According to reports from last year, when the F-15’s lifespan was the subject of a great deal of debate, the common figures bounced around were between $30 and $40 million per fighter to keep the Air Force’s existing F-15s airborne through the 2020s. That means each jet’s service live extension would cost half the price of a new one alone, before you consider the reduced cost of operating the F-15X when compared to its older siblings, and without including significant improvements in onboard systems.
“On any aircraft, particularly when they get older, when you look at them, you have to determine how much is it going to cost and how invasive is it to do modifications that we would need to do to extend its life and to keep it going forward.” Lt. Gen. Arnold Bunch, the Air Force’s top uniformed acquisition official, told Defense News about the F-15 last year.
“There comes a point with an older aircraft, that if I have to go in and I have to basically take major components out, and it costs me so much money and I’m not gaining service life, well it may not be worth it.”
Put simply, the older an aircraft is, the more money it costs to keep them flying.
The F-15X benefits from years’ worth of research and development—around five billion dollars’ worth—thanks to its continued production and exportation to American allies in nations like Saudi Arabia and Qatar, enabling it to bring more advanced combat and flight systems into American service without the need for any significant investment to make the upgrades. With a mind-boggling proposed 20,000-flight-hour lifespan, the F-15X would also remain America’s fastest fighter jet in service, while boasting some of the best fourth-generation hardware on the planet. That may not make it a match for the F-35 in many situations, but it would make it more than a match for most of the fighters being fielded by America’s opponents. That is what the F-15 was built for, after all: air superiority.

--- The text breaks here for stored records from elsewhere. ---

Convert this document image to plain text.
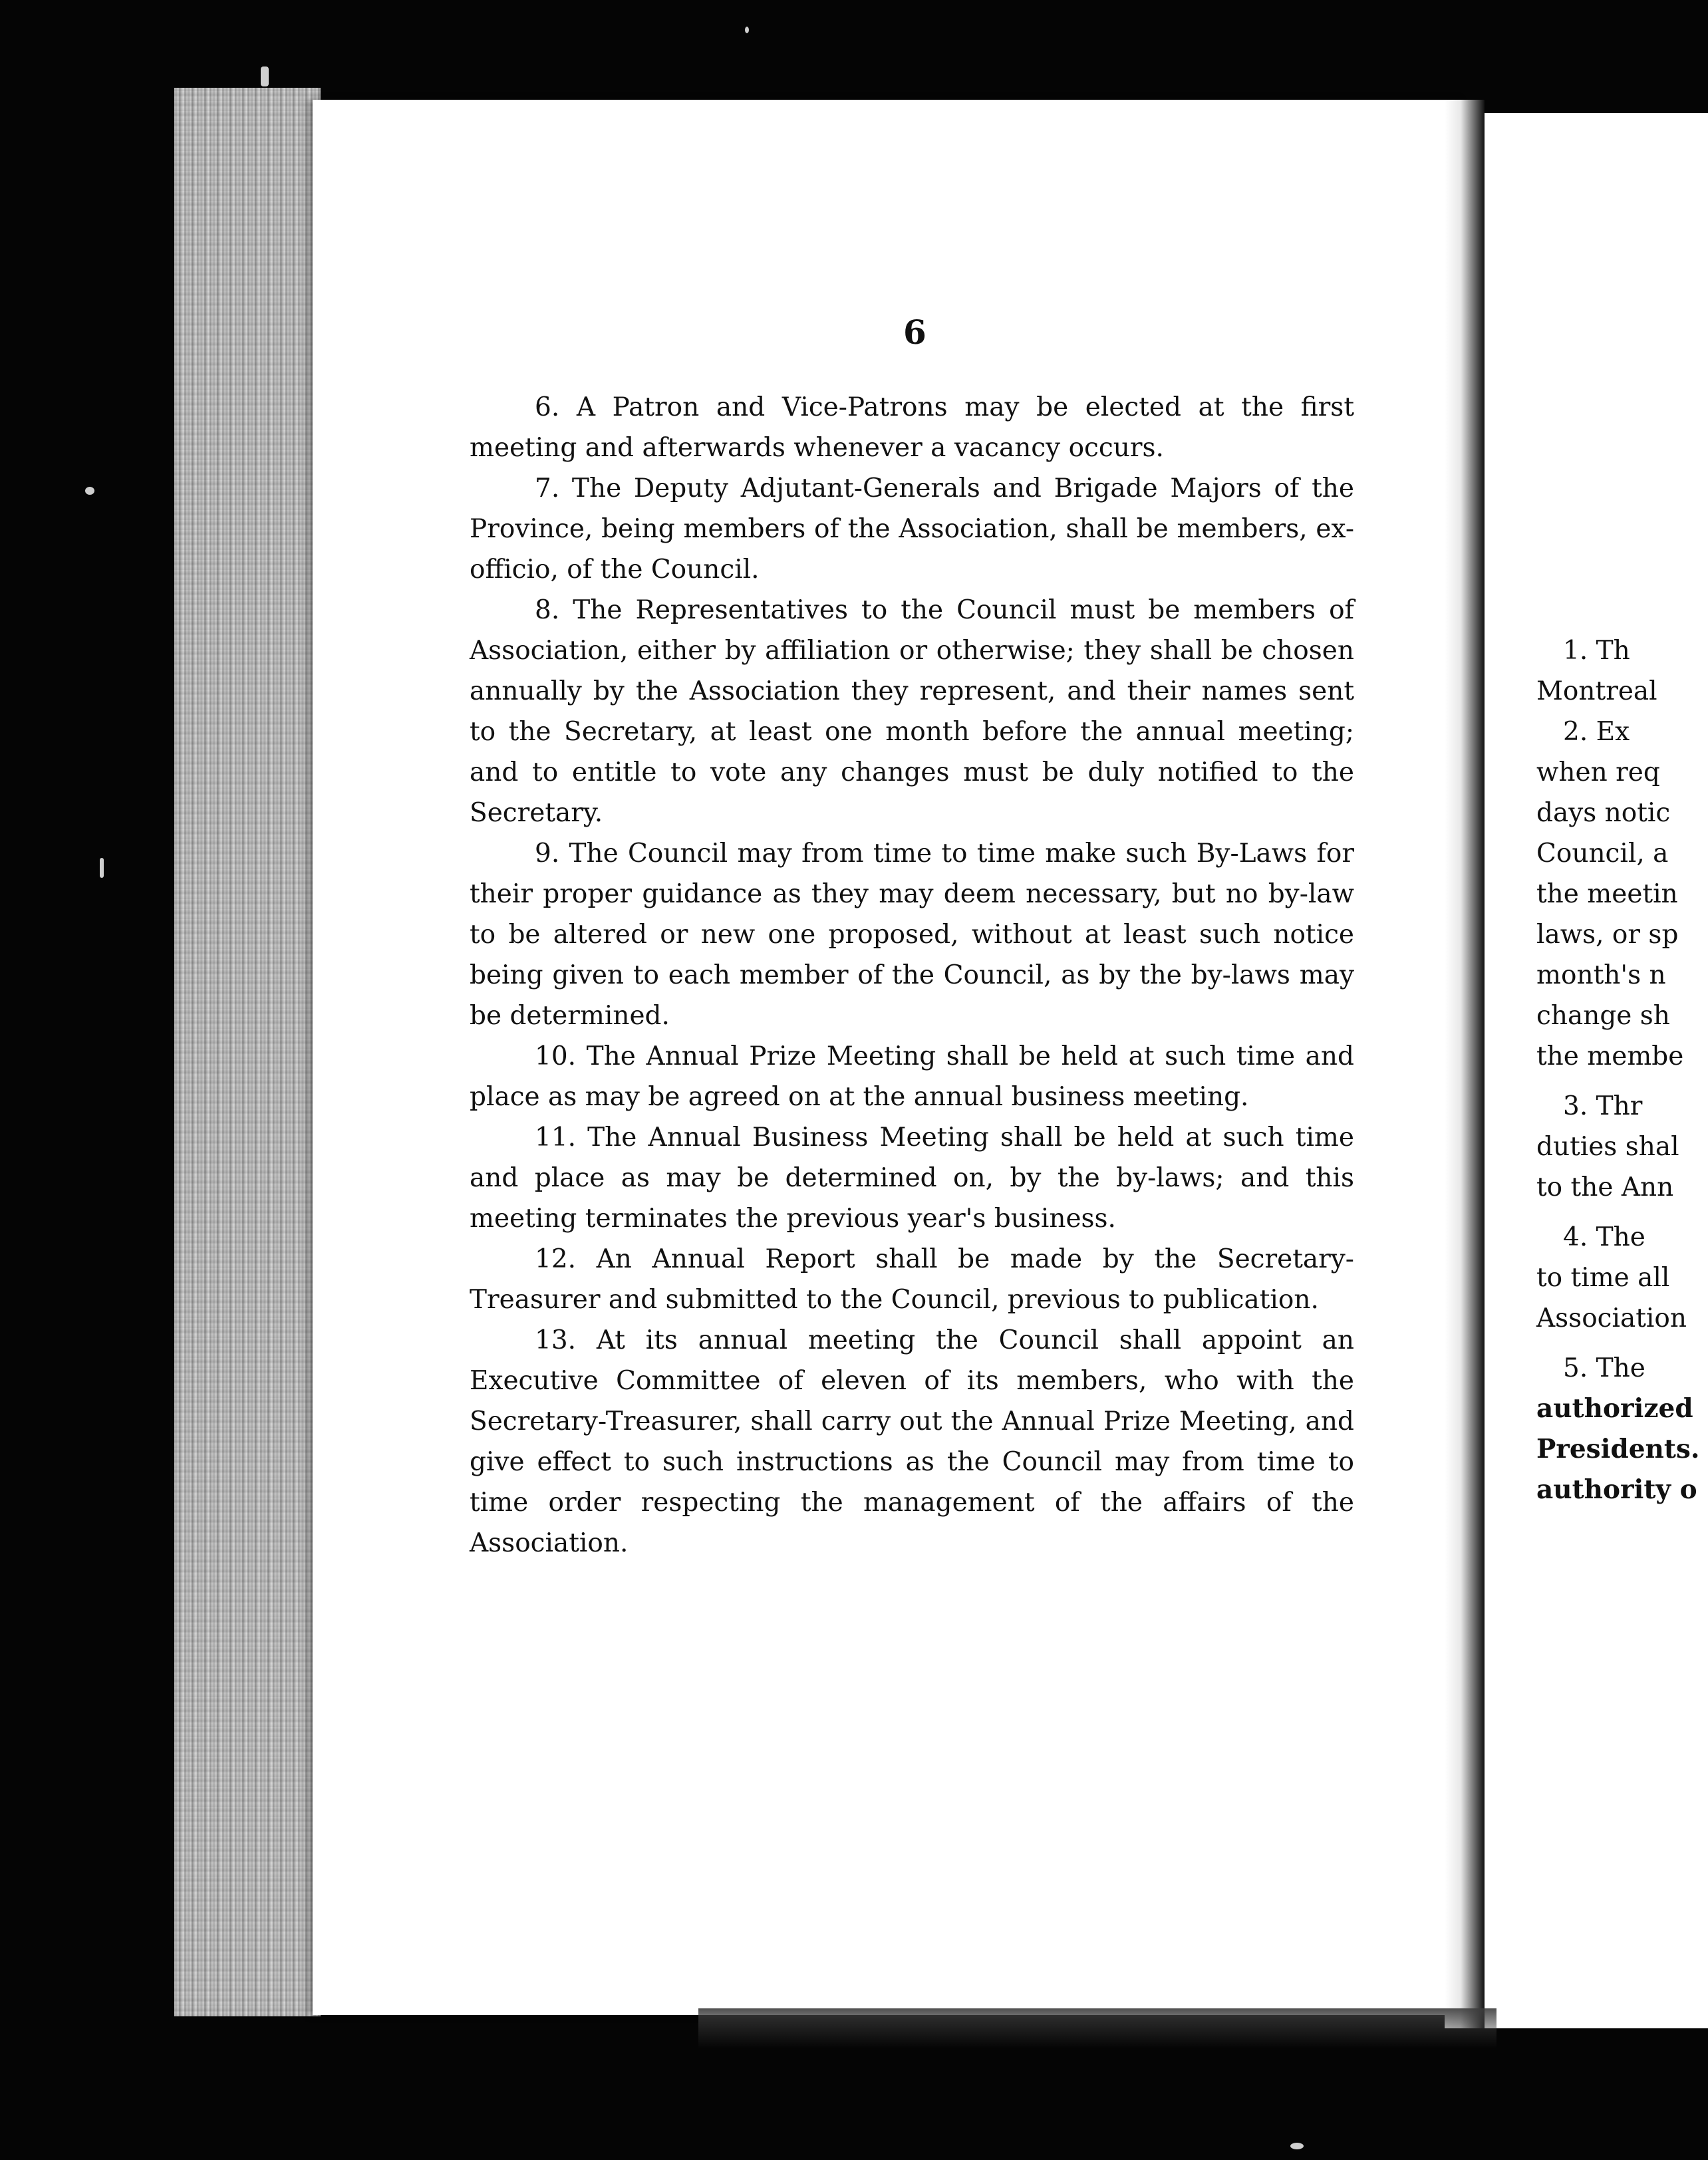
6

6. A Patron and Vice-Patrons may be elected at the first meeting and afterwards whenever a vacancy occurs.

7. The Deputy Adjutant-Generals and Brigade Majors of the Province, being members of the Association, shall be members, ex-officio, of the Council.

8. The Representatives to the Council must be members of Association, either by affiliation or otherwise; they shall be chosen annually by the Association they represent, and their names sent to the Secretary, at least one month before the annual meeting; and to entitle to vote any changes must be duly notified to the Secretary.

9. The Council may from time to time make such By-Laws for their proper guidance as they may deem necessary, but no by-law to be altered or new one proposed, without at least such notice being given to each member of the Council, as by the by-laws may be determined.

10. The Annual Prize Meeting shall be held at such time and place as may be agreed on at the annual business meeting.

11. The Annual Business Meeting shall be held at such time and place as may be determined on, by the by-laws; and this meeting terminates the previous year's business.

12. An Annual Report shall be made by the Secretary-Treasurer and submitted to the Council, previous to publication.

13. At its annual meeting the Council shall appoint an Executive Committee of eleven of its members, who with the Secretary-Treasurer, shall carry out the Annual Prize Meeting, and give effect to such instructions as the Council may from time to time order respecting the management of the affairs of the Association.

1. Th
Montreal
2. Ex
when req
days notic
Council, a
the meetin
laws, or sp
month's n
change sh
the membe
3. Thr
duties shal
to the Ann
4. The
to time all
Association
5. The
authorized
Presidents.
authority o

It’s important to note, however, that purchasing the F-15X does not mean the Air Force will toss out their old F-15s, and the high price of keeping these old birds flying is likely to continue to drain Uncle Sam’s coffers for years to come. But with all the arguments about the F-35 and the F-15X, it pays to remember that these aren’t the only two fighters America has in the air. We never had to pick just one before, and the Pentagon already plans to begin fielding a new air superiority fighter sometime in the 2020s, because that was truly never what the F-35 was built to do.
Purchasing the F-15X, it could be argued, is more an acknowledgement that the F-22 program should never have been canceled than it is about the F-35. America needs air superiority fighters, and while the F-35 may be good in a fight, it may not always be the best choice for every fight. Especially ones where money is a primary concern.